Jarquin, 59, headed the IDB department focused on public sector modernization and popular participation in social service delivery. Of all the candidates, he most represents a modern social democratic alternative, attuned to the requirements of globalization and democratic governance. For his part, Rizo, a coffee grower, advocates market liberalism tempered with a social awareness, but his PLC candidacy inhibits him from pressing hard for cleaner government.
The Bush administration has made it abundantly clear that it dislikes Aleman’s Liberal clique and, of course, Daniel Ortega. When Assistant Secretary of State Tom Shannon visited Managua in late June, he held high-profile meetings with Montealegre and Lewites, declaring both “options for the future, for modern leadership,” while shunning Rizo and Ortega.
Ortega does not hide his friendship with Venezuelan president Hugo Chavez. They confer regularly and publicly with their mentor, Fidel Castro, and Chavez has promised Sandinista mayors deliveries of subsidized oil and fertilizer.

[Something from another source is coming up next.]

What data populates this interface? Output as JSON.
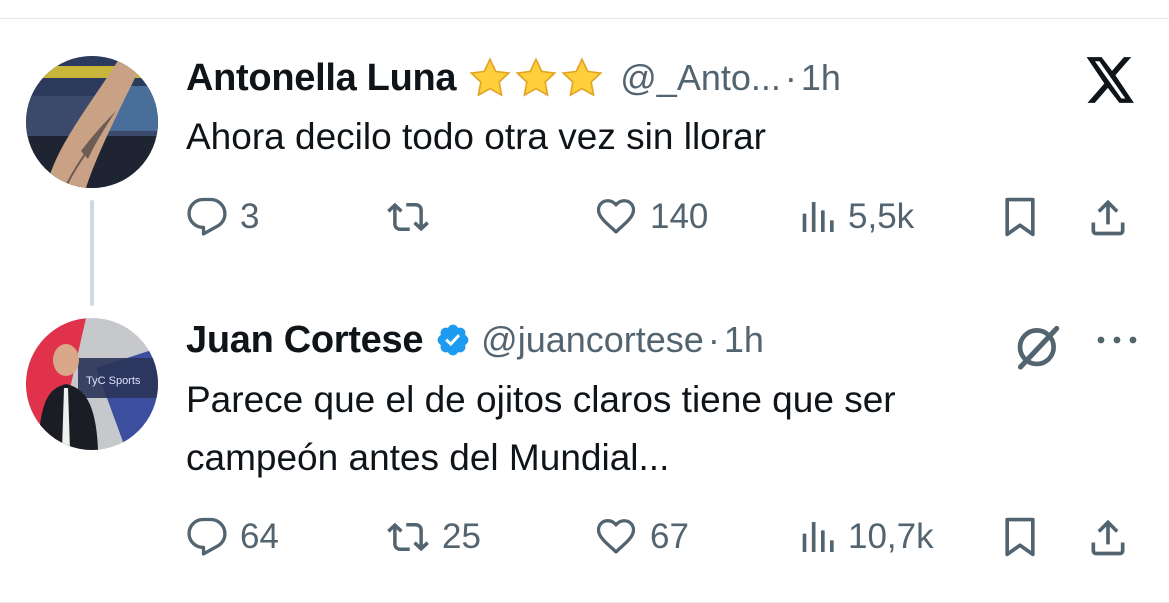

In a close election, Chavez’ largesse could make a difference. Yet, Venezuelan intervention might backfire; Jarquin is positioning himself as an independent nationalist, answering neither to Washington nor Caracas.
The Bush administration is breathing somewhat easier now that populist challenges have been turned back in Peru and, most probably, in Mexico. Still, US officials cringe at the thought of a Sandinista redux. By chance, Donald Rumsfeld will be in Managua in October, just one month before the vote, to attend a hemispheric-wide meeting of ministers of defense. The blunt-speaking Rumsfeld once likened Chavez to Hitler; the US Secretary of Defense may have some colorful words for candidate Ortega.
Richard Feinberg is professor at the Graduate School of International Relations and Pacific Studies, University of California, San Diego. Previously, he served as President Clinton’s Latin American expert on the National Security Council. He wrote this report for Latin Business Chronicle.